The quietly unsettling payoff: what makes AI knowledge "pre-Enlightenment" is not a deficit of intelligence but a *surplus of instrumentality*. A system trained relentlessly to produce the right-looking answer learns to bypass the slow, individual, verifiable judgment the Enlightenment prized — and so it reconstitutes authority-by-fluency, the oldest epistemic structure there is. Patching hallucination doesn't touch this, because the problem isn't false facts; it's the structure of how the knowledge is held and transmitted.
Sources 8 notes
AI trained for efficiency and output optimization exhibits three features of pre-modern knowledge: unverifiability against stable reality, appeal to unearned authority, and suppression of individual judgment. This mirrors how Enlightenment reason narrowed to instrumental reason and reproduced the unfreedom it opposed.
AI replicates the pattern Adorno and Horkheimer identified: a liberation technology that succeeds at its goal produces the conditions for new unfreedom. Knowledge-generation without grounding returns the epistemic landscape to pre-Enlightenment hearsay, making the regression structural rather than accidental.
AI output shares all defining features of hearsay: testimony at remove, modification in retelling, unattributable origin, and unverifiability against stable sources. This means Enlightenment verification tools—citation, archiving, peer review, evidentiary chains—cannot process AI output by design.

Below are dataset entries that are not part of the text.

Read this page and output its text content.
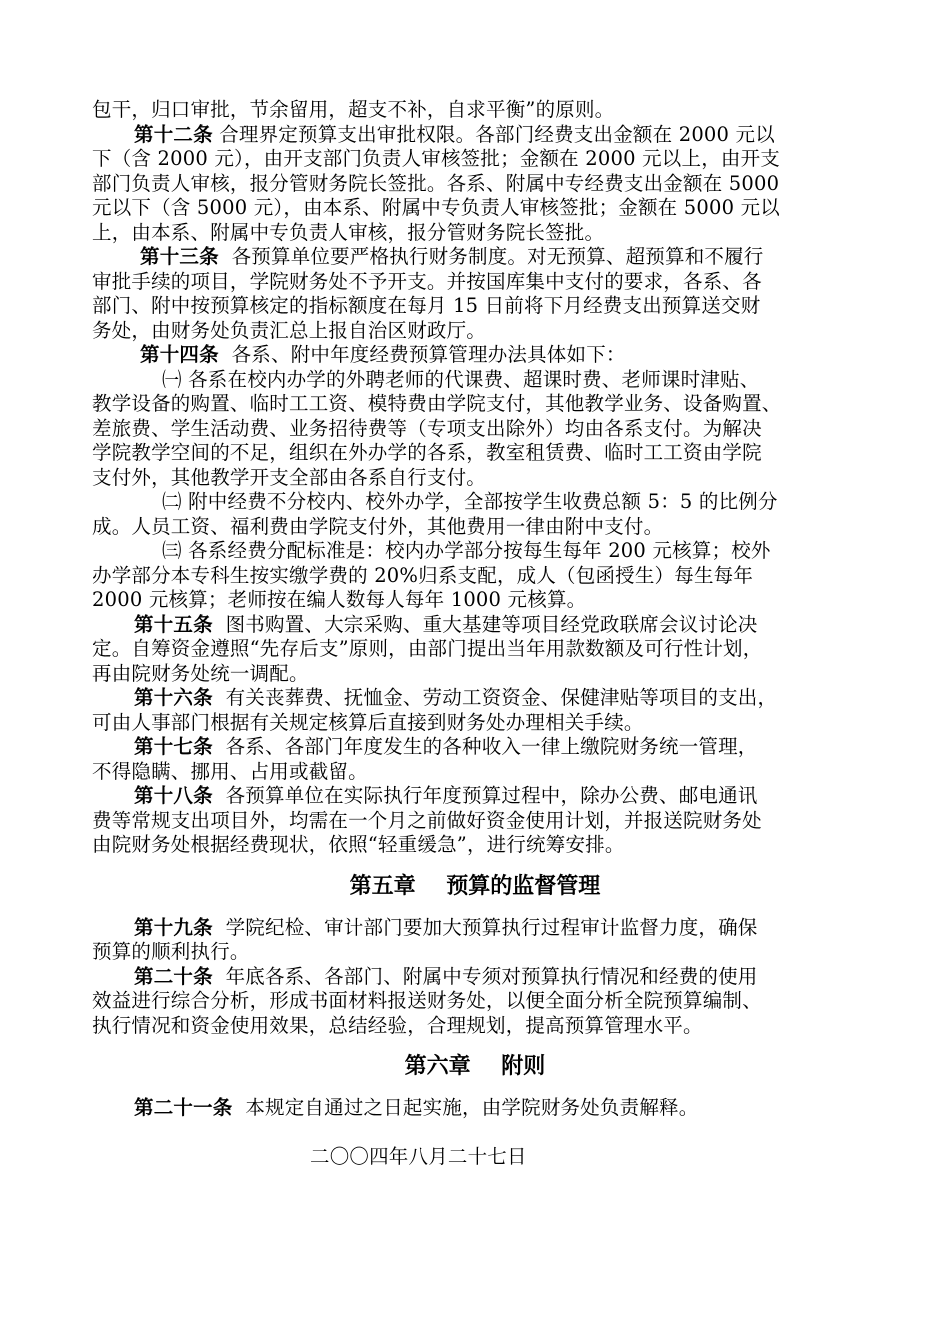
包干，归口审批，节余留用，超支不补，自求平衡”的原则。
第十二条 合理界定预算支出审批权限。各部门经费支出金额在 2000 元以
下（含 2000 元），由开支部门负责人审核签批；金额在 2000 元以上，由开支
部门负责人审核，报分管财务院长签批。各系、附属中专经费支出金额在 5000
元以下（含 5000 元），由本系、附属中专负责人审核签批；金额在 5000 元以
上，由本系、附属中专负责人审核，报分管财务院长签批。
第十三条  各预算单位要严格执行财务制度。对无预算、超预算和不履行
审批手续的项目，学院财务处不予开支。并按国库集中支付的要求，各系、各
部门、附中按预算核定的指标额度在每月 15 日前将下月经费支出预算送交财
务处，由财务处负责汇总上报自治区财政厅。
第十四条  各系、附中年度经费预算管理办法具体如下：
㈠ 各系在校内办学的外聘老师的代课费、超课时费、老师课时津贴、
教学设备的购置、临时工工资、模特费由学院支付，其他教学业务、设备购置、
差旅费、学生活动费、业务招待费等（专项支出除外）均由各系支付。为解决
学院教学空间的不足，组织在外办学的各系，教室租赁费、临时工工资由学院
支付外，其他教学开支全部由各系自行支付。
㈡ 附中经费不分校内、校外办学，全部按学生收费总额 5：5 的比例分
成。人员工资、福利费由学院支付外，其他费用一律由附中支付。
㈢ 各系经费分配标准是：校内办学部分按每生每年 200 元核算；校外
办学部分本专科生按实缴学费的 20%归系支配，成人（包函授生）每生每年
2000 元核算；老师按在编人数每人每年 1000 元核算。
第十五条  图书购置、大宗采购、重大基建等项目经党政联席会议讨论决
定。自筹资金遵照“先存后支”原则，由部门提出当年用款数额及可行性计划，
再由院财务处统一调配。
第十六条  有关丧葬费、抚恤金、劳动工资资金、保健津贴等项目的支出，
可由人事部门根据有关规定核算后直接到财务处办理相关手续。
第十七条  各系、各部门年度发生的各种收入一律上缴院财务统一管理，
不得隐瞒、挪用、占用或截留。
第十八条  各预算单位在实际执行年度预算过程中，除办公费、邮电通讯
费等常规支出项目外，均需在一个月之前做好资金使用计划，并报送院财务处
由院财务处根据经费现状，依照“轻重缓急”，进行统筹安排。
第五章    预算的监督管理
第十九条  学院纪检、审计部门要加大预算执行过程审计监督力度，确保
预算的顺利执行。
第二十条  年底各系、各部门、附属中专须对预算执行情况和经费的使用
效益进行综合分析，形成书面材料报送财务处，以便全面分析全院预算编制、
执行情况和资金使用效果，总结经验，合理规划，提高预算管理水平。
第六章    附则
第二十一条  本规定自通过之日起实施，由学院财务处负责解释。
二〇〇四年八月二十七日
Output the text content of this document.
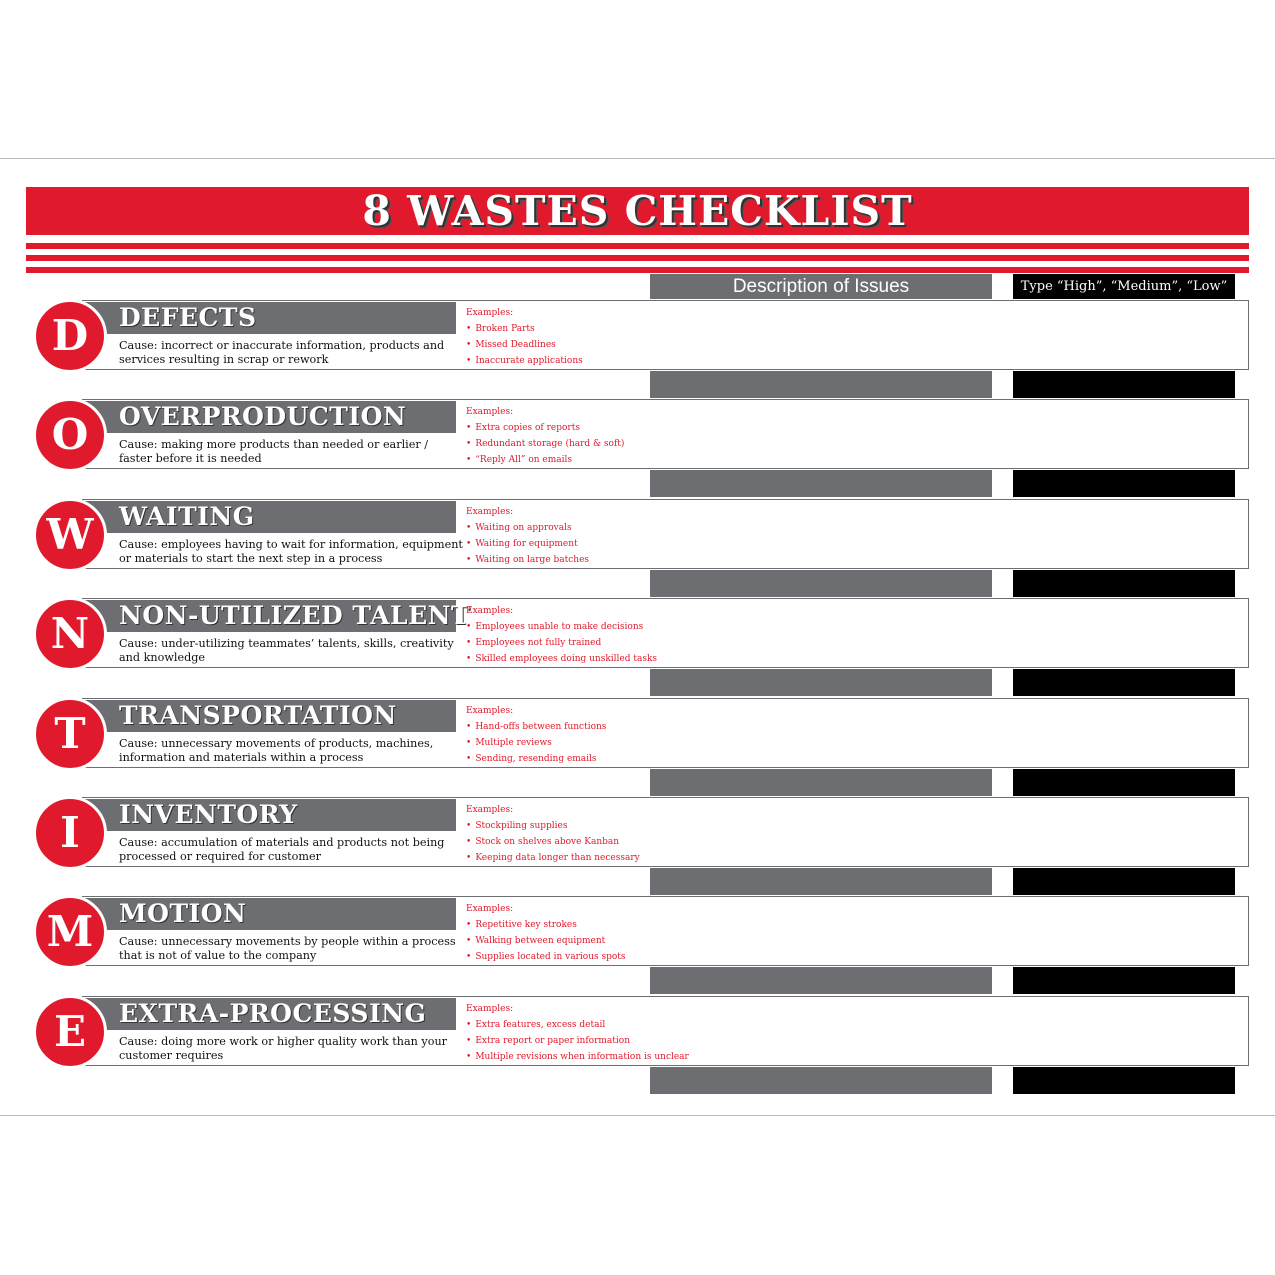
8 WASTES CHECKLIST
Description of Issues	Type “High”, “Medium”, “Low”
DEFECTS
Cause: incorrect or inaccurate information, products and services resulting in scrap or rework
D	Examples:
• Broken Parts
• Missed Deadlines
• Inaccurate applications
OVERPRODUCTION
Cause: making more products than needed or earlier / faster before it is needed
O	Examples:
• Extra copies of reports
• Redundant storage (hard & soft)
• “Reply All” on emails
WAITING
Cause: employees having to wait for information, equipment or materials to start the next step in a process
W	Examples:
• Waiting on approvals
• Waiting for equipment
• Waiting on large batches
NON-UTILIZED TALENT
Cause: under-utilizing teammates’ talents, skills, creativity and knowledge
N	Examples:
• Employees unable to make decisions
• Employees not fully trained
• Skilled employees doing unskilled tasks
TRANSPORTATION
Cause: unnecessary movements of products, machines, information and materials within a process
T	Examples:
• Hand-offs between functions
• Multiple reviews
• Sending, resending emails
INVENTORY
Cause: accumulation of materials and products not being processed or required for customer
I	Examples:
• Stockpiling supplies
• Stock on shelves above Kanban
• Keeping data longer than necessary
MOTION
Cause: unnecessary movements by people within a process that is not of value to the company
M	Examples:
• Repetitive key strokes
• Walking between equipment
• Supplies located in various spots
EXTRA-PROCESSING
Cause: doing more work or higher quality work than your customer requires
E	Examples:
• Extra features, excess detail
• Extra report or paper information
• Multiple revisions when information is unclear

McKenna et al. (2023) identified attestation bias: LLMs predict entailment based on whether the hypothesis appears in training data, not whether the premise actually supports it. Random premise experiments show models maintain high entailment predictions when hypotheses are attested, proving they respond to memorized propositions rather than premise-hypothesis relationships.
CoT guides models to pattern-match reasoning structure rather than perform genuine inference. This explains distribution-bounded failures, why structural coherence matters more than content correctness, and why performance optimizes against interpretability.

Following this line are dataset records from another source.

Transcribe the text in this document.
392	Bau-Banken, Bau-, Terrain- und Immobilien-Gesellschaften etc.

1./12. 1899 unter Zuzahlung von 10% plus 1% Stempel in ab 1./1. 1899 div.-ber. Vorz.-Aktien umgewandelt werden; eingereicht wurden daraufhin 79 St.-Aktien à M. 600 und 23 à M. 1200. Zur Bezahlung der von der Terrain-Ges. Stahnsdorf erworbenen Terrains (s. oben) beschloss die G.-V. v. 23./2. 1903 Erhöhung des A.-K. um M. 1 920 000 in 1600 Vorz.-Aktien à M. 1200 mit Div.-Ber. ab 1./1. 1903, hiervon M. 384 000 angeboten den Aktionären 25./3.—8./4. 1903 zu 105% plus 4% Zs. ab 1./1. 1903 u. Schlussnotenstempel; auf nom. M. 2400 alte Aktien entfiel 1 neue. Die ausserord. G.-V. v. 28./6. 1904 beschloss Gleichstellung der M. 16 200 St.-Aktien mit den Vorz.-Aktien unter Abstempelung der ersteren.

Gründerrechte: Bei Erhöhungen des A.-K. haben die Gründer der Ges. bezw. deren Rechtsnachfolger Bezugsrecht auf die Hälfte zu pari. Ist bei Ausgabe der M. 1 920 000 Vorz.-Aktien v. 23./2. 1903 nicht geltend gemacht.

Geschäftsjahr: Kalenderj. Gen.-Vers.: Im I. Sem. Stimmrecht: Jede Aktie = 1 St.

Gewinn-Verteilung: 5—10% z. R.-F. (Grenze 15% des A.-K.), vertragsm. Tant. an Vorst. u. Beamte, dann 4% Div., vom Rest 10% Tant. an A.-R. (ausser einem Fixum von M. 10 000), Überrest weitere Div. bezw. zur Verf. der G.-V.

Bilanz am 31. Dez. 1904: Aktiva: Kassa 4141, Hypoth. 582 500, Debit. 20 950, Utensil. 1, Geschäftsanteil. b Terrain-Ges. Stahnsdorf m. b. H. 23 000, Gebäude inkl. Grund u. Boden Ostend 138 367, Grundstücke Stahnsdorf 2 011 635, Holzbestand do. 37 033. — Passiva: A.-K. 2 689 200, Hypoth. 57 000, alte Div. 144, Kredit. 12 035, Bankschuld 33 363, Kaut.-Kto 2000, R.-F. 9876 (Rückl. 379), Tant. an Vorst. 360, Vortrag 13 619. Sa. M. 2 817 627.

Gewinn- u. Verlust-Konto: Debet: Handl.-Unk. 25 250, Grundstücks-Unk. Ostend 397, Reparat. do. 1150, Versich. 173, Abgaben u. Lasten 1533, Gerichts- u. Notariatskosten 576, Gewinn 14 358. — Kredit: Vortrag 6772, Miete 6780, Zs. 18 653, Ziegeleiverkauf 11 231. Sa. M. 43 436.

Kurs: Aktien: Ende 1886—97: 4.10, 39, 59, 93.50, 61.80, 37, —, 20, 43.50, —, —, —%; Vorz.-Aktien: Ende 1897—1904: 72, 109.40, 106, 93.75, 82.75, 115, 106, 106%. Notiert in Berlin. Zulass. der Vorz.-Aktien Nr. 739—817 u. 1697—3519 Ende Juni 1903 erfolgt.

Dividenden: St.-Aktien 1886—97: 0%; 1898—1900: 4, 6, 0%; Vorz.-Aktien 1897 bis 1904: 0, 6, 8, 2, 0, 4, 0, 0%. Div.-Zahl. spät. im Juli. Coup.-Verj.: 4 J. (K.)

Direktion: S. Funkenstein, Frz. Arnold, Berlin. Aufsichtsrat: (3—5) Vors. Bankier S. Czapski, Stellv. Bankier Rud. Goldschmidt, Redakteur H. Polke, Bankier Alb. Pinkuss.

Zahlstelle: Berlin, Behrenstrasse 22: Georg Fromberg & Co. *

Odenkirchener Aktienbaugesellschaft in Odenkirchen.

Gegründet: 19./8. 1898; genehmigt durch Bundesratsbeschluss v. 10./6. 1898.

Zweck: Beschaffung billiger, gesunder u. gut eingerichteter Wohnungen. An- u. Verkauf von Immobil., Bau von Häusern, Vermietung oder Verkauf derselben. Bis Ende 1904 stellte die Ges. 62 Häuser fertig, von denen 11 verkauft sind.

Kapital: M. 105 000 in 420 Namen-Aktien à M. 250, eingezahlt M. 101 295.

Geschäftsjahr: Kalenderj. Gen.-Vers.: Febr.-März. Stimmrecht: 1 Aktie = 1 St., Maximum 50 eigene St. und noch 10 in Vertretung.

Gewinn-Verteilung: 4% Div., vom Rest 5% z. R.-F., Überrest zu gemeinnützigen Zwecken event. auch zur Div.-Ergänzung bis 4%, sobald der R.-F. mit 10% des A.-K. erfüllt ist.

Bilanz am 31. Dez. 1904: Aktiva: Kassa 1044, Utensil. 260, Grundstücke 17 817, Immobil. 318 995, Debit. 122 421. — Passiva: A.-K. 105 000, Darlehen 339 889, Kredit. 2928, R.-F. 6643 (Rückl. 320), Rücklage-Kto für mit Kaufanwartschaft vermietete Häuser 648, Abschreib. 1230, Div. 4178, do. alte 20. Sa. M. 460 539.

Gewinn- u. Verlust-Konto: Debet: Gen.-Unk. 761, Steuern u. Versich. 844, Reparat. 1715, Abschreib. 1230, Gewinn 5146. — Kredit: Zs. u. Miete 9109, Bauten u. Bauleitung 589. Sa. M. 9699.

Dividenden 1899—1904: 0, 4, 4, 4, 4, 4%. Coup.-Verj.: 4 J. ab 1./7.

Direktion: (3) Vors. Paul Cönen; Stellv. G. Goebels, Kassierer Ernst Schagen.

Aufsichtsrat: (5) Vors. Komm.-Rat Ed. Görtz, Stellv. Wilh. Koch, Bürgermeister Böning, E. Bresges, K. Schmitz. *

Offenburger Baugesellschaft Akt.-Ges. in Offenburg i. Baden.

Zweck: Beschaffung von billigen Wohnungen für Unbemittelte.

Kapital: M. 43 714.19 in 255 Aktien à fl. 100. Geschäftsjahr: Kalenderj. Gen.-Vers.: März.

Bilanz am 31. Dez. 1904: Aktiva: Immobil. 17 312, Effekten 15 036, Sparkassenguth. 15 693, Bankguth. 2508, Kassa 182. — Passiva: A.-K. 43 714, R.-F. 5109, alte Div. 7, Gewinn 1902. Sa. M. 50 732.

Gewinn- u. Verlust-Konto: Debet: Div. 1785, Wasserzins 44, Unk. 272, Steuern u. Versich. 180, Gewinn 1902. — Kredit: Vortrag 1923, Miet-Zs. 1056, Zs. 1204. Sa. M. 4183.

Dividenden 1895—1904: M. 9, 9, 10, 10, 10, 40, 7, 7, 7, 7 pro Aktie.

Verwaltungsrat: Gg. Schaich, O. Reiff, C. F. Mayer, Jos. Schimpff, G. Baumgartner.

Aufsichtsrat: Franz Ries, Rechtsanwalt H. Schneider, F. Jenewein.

Five independent mechanisms—RL steering, critique fine-tuning, decoding changes, SAE feature steering, and RLVR—all elicit reasoning already present in base model activations. Post-training selects rather than creates reasoning; the bottleneck is elicitation, not capability acquisition.
Four cognitive tools implemented as sandboxed LLM calls improved GPT-4.1 on AIME2024 from 26.7% to 43.3% without any RL training. Modularity enforces operation isolation that pure prompting cannot guarantee, eliciting pre-existing reasoning capability.
Analysis of 5 million pretraining documents shows reasoning relies on broad, transferable procedural knowledge from diverse sources, unlike factual recall which depends on narrow, document-specific memorization of target facts.